Editor's Note: Every day this week, we'll take you back to one of Dave Meltzer's top-rated matches of the past year, starting with No. 10 and going through No. 1. What follows is an edited version of Dave's writeup of that match from the Wrestling Observer Newsletter with the context relatively intact.
Kenny Omega vs. Kazuchika Okada
G1 Climax B Block Finals | August 12
The highest caliber G-1 Climax tournament in history had perhaps the most predictable ending. We had 37 of the 91 matches rated **** or better, and that was a low figure since the consensus I’ve seen was 40. The A block with the ridiculous depth had 23 of 45, while the B block had 13 of 45, with the championship match being the 37th. That’s far beyond any other tournament of its type in history. There have been tournaments with a lot of great matches, but not with this level of depth.
Kenny Omega pinned Kazuchika Okada in 24:40 to win the B block
This match was just off the charts and easily one of the most spectacular matches there’s ever been. Once again, they did a different match and told a different story. The key was that Omega (6-2) had to win in under 30:00 or Okada (6-1-1) would go to the finals, and Okada only needed the draw. But in the story, Okada made it clear he wasn’t looking to coast for the draw, and he was about to get the win after their previous draw.

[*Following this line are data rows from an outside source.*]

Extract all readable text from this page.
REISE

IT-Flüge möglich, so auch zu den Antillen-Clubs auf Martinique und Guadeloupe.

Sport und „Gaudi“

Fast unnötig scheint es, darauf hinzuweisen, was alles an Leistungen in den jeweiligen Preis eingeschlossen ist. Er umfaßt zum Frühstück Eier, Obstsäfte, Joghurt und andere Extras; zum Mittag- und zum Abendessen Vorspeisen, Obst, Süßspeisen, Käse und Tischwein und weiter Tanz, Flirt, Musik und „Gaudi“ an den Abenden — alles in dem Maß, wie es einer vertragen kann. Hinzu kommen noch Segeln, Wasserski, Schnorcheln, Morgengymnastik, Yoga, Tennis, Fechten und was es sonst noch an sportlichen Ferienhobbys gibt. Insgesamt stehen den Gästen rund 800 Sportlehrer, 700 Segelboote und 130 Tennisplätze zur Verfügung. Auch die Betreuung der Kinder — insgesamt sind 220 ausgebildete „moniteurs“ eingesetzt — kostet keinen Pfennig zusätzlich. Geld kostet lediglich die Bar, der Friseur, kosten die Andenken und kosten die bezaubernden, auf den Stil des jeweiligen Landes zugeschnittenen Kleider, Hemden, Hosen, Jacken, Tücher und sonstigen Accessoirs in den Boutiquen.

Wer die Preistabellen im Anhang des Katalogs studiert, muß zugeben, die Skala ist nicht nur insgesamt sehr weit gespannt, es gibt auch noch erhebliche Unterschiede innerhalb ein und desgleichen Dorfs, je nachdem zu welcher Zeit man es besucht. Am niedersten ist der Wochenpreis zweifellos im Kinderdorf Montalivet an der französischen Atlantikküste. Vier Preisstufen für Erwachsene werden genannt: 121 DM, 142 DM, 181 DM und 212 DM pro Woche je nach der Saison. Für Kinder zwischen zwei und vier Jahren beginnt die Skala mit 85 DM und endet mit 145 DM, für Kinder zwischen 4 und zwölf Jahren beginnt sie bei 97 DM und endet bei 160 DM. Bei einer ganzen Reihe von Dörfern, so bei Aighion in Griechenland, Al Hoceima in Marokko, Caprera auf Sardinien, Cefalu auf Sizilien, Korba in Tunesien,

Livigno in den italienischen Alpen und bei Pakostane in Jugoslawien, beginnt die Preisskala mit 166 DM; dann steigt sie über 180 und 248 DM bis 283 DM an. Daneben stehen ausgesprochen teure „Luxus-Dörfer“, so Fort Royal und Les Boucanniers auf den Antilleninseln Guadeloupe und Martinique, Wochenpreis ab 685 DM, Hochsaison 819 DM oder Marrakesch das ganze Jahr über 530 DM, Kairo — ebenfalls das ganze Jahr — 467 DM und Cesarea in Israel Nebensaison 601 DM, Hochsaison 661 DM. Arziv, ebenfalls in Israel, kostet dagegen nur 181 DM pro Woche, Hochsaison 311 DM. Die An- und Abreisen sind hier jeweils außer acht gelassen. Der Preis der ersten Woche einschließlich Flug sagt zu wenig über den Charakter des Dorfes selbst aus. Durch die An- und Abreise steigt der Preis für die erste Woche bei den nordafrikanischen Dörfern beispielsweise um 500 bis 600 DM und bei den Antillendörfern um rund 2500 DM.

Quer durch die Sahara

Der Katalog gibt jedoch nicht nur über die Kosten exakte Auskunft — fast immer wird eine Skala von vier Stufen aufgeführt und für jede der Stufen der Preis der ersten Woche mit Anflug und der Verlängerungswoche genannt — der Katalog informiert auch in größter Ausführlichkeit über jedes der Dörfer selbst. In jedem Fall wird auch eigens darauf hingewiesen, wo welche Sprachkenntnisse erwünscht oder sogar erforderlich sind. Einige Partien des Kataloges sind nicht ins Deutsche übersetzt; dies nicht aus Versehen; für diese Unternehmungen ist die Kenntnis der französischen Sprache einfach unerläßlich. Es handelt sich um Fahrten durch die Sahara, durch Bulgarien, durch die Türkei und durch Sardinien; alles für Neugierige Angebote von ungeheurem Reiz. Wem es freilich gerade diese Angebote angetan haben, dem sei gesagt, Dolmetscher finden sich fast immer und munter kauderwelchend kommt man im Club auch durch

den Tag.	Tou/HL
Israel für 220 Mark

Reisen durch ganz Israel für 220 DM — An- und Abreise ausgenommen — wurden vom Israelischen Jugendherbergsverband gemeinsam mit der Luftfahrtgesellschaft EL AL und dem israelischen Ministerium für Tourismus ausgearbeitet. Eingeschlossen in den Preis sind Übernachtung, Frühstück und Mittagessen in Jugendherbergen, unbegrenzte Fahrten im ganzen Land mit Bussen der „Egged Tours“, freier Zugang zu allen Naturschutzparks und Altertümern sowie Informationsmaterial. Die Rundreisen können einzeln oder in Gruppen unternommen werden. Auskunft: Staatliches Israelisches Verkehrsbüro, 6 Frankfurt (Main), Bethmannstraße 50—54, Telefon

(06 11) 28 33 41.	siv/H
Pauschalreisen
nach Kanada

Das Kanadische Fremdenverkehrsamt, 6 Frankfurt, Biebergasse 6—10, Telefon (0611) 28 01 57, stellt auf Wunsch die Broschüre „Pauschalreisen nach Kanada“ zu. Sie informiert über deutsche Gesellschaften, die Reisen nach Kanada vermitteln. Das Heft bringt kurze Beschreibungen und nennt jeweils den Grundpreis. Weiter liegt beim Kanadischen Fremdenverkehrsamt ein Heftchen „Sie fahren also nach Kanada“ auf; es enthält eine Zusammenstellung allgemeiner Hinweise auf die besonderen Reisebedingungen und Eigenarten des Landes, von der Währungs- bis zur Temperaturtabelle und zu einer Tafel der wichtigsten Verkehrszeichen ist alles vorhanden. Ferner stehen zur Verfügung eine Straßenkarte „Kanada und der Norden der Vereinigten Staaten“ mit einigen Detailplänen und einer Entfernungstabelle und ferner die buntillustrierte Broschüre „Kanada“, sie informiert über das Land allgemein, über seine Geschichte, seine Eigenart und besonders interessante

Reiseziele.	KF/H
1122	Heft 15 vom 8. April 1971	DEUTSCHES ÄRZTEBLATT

Both came out trying to win right away, but missed their big moves. After Omega blocked the dropkick the first time, Okada hit it on Omega, who sitting on the top rope, knocking him to the floor. He whipped Omega into the barricade, knocked him over it, and did a running crossbody over the barricade which caused Omega to fly over the front row seats into the second row.
Okada was selling his neck which was all taped up, so Omega kept chopping it. Omega used a pescado and a missile dropkick to the back of Okada’s head, followed by a running Billy Robinson backbreaker. Omega got his knees up on a senton and Okada got his knees up on the You Can’t Escape/moonsault combo. Omega hit a Frankensteiner and teased the Terminator dive, but Okada jumped in the ring and hit a flapjack. Omega went for a springboard, but as he stood on the top rope, Okada dropkicked him to the floor. That was crazy timing. Then Omega did a reverse Frankensteiner on the floor on Okada, who landed on the top of his head. That played off more since the story of the match was working the neck and the doctor came out to tease stopping the match.
Omega used a snap dragon suplex on the apron and later hit two V triggers, causing Gedo to tease throwing in the towel. Omega continued to work on the neck but Okada blocked a V trigger. Omega came back and went for the One Winged Angel, but Okada reversed it into a tombstone piledriver. Okada followed with a missile dropkick and a Woo dropkick. He then hit one of the most amazing dropkicks you’ll ever seen, the photos of which are mind-blowing.
After a German suplex, Okada went for a Rainmaker. Omega ducked and dropped him on his neck with a uranage. He went for the One Winged Angel but Okada escaped and hit the Rainmaker. He went for another and Omega cradled him and also hit a backslide. Okada hit another Rainmaker, but Omega ducked the next one. Omega hit two German suplexes, the second a high angle one. Omega hit another reverse Frankensteiner for a near fall. Okada blocked a One Winged Angel but from that position of Okada escaping, Omega hit a German suplex, the Crunch Warp. Okada hit another dropkick, went for the Rainmaker, Omega ducked it, hit the V trigger, then followed by a Jay Driller, another V Trigger and the One Winged Angel for the pin.
Again, this tournament was the best in history, but there was nothing up to this point, not even Tanahashi vs. Naito, that was at the level this was.
Omega vs. Okada was the third match of what had been as good a first two matches as you’ll ever see. This is very much the modernized Flair vs. Steamboat 1989 program with the three national matches where people have debated which of the three was the best because all were classics and completely different. Because of the 30:00 time limit, it was faster paced with the Omega time limit/Okada draw storyline. I was told that Omega considered this the best of the three matches. To me, I felt this was every bit as good as their Tokyo Dome match, but there is a drama of building for 60 minutes that you can’t do in 24:40. But, it’s all taste. The match built off the first two, was faster paced, and was more dynamic.
If you’re not into the building of the match and drama of exhaustion and just want fast-paced explosive action, this was the best of the three for you.